Of zwijgen. Of verdwijnen. Haar rol is niet vastgelegd. Ze kan decor zijn, metafoor, personage, of afwezigheid.

4. Korte verhalen zijn volwaardige bouillonistische universa.
Een zin kan een wereld zijn. Een dialoog een revolutie. Elk bouillonistisch verhaal is een kom op zichzelf — dampend, afgerond, en klaar om gelezen te worden.

5. De lezer is een lepel.
Niet om te consumeren, maar om te roeren. Bouillonistische literatuur vraagt om actieve verwarring, om interpretatie zonder houvast. De lepel is geen instrument, maar een houding.
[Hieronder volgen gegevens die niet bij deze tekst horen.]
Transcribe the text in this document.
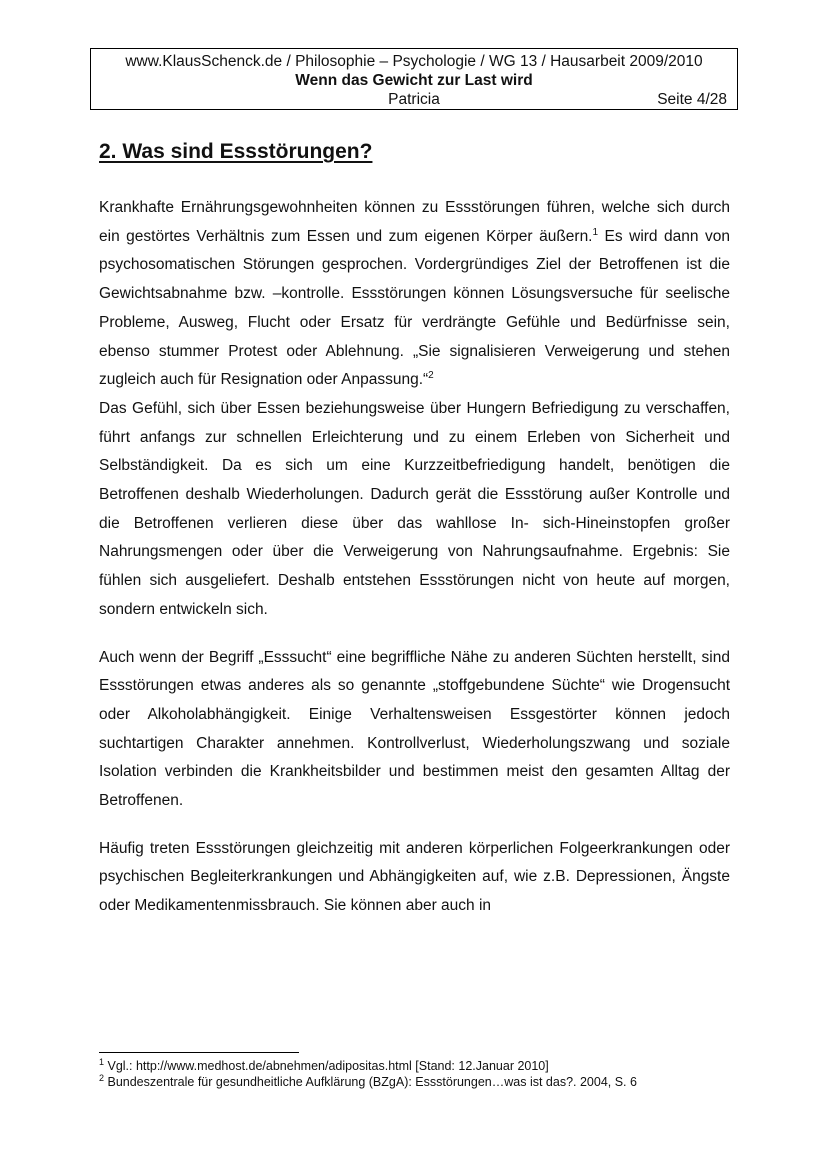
www.KlausSchenck.de / Philosophie – Psychologie / WG 13 / Hausarbeit 2009/2010
Wenn das Gewicht zur Last wird
Patricia	Seite 4/28
2. Was sind Essstörungen?

Krankhafte Ernährungsgewohnheiten können zu Essstörungen führen, welche sich durch ein gestörtes Verhältnis zum Essen und zum eigenen Körper äußern.$^1$ Es wird dann von psychosomatischen Störungen gesprochen. Vordergründiges Ziel der Betroffenen ist die Gewichtsabnahme bzw. –kontrolle. Essstörungen können Lösungsversuche für seelische Probleme, Ausweg, Flucht oder Ersatz für verdrängte Gefühle und Bedürfnisse sein, ebenso stummer Protest oder Ablehnung. „Sie signalisieren Verweigerung und stehen zugleich auch für Resignation oder Anpassung.“$^2$

Das Gefühl, sich über Essen beziehungsweise über Hungern Befriedigung zu verschaffen, führt anfangs zur schnellen Erleichterung und zu einem Erleben von Sicherheit und Selbständigkeit. Da es sich um eine Kurzzeitbefriedigung handelt, benötigen die Betroffenen deshalb Wiederholungen. Dadurch gerät die Essstörung außer Kontrolle und die Betroffenen verlieren diese über das wahllose In- sich-Hineinstopfen großer Nahrungsmengen oder über die Verweigerung von Nahrungsaufnahme. Ergebnis: Sie fühlen sich ausgeliefert. Deshalb entstehen Essstörungen nicht von heute auf morgen, sondern entwickeln sich.

Auch wenn der Begriff „Esssucht“ eine begriffliche Nähe zu anderen Süchten herstellt, sind Essstörungen etwas anderes als so genannte „stoffgebundene Süchte“ wie Drogensucht oder Alkoholabhängigkeit. Einige Verhaltensweisen Essgestörter können jedoch suchtartigen Charakter annehmen. Kontrollverlust, Wiederholungszwang und soziale Isolation verbinden die Krankheitsbilder und bestimmen meist den gesamten Alltag der Betroffenen.

Häufig treten Essstörungen gleichzeitig mit anderen körperlichen Folgeerkrankungen oder psychischen Begleiterkrankungen und Abhängigkeiten auf, wie z.B. Depressionen, Ängste oder Medikamentenmissbrauch. Sie können aber auch in

$^1$ Vgl.: http://www.medhost.de/abnehmen/adipositas.html [Stand: 12.Januar 2010]
$^2$ Bundeszentrale für gesundheitliche Aufklärung (BZgA): Essstörungen…was ist das?. 2004, S. 6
6. Bouillonisme leeft vaak in de marge.
In kleine boekjes, obscure reeksen, typografische knipogen. Maar ook in het andere uiterste: de 24-delige encyclopedie van Larousse, waar soep verschijnt als lemma, als cultuurgoed, als classificatie. Of in een Sovjet-handleiding voor veldrantsoenen, waarin bouillon wordt beschreven als tactisch element, als draagbare troost. Bouillonistische literatuur nestelt zich overal waar taal begint te dampen — in de voetnoten, in de index, in de typografie van een vergeten reeks.

7. De canon is vloeibaar.
Ze groeit met elk archiefstuk: recepten, etiketten, handleidingen, brieven, typografische gebaren. Alles kan bouillonistisch zijn — mits met de juiste blik en een lichte roering.

8. Humor is ernst in soepvorm.
Lachen is toegestaan. Verwarring is gewenst. Ontregeling is een vorm van inzicht. De bouillonist glimlacht met een lepel in de hand.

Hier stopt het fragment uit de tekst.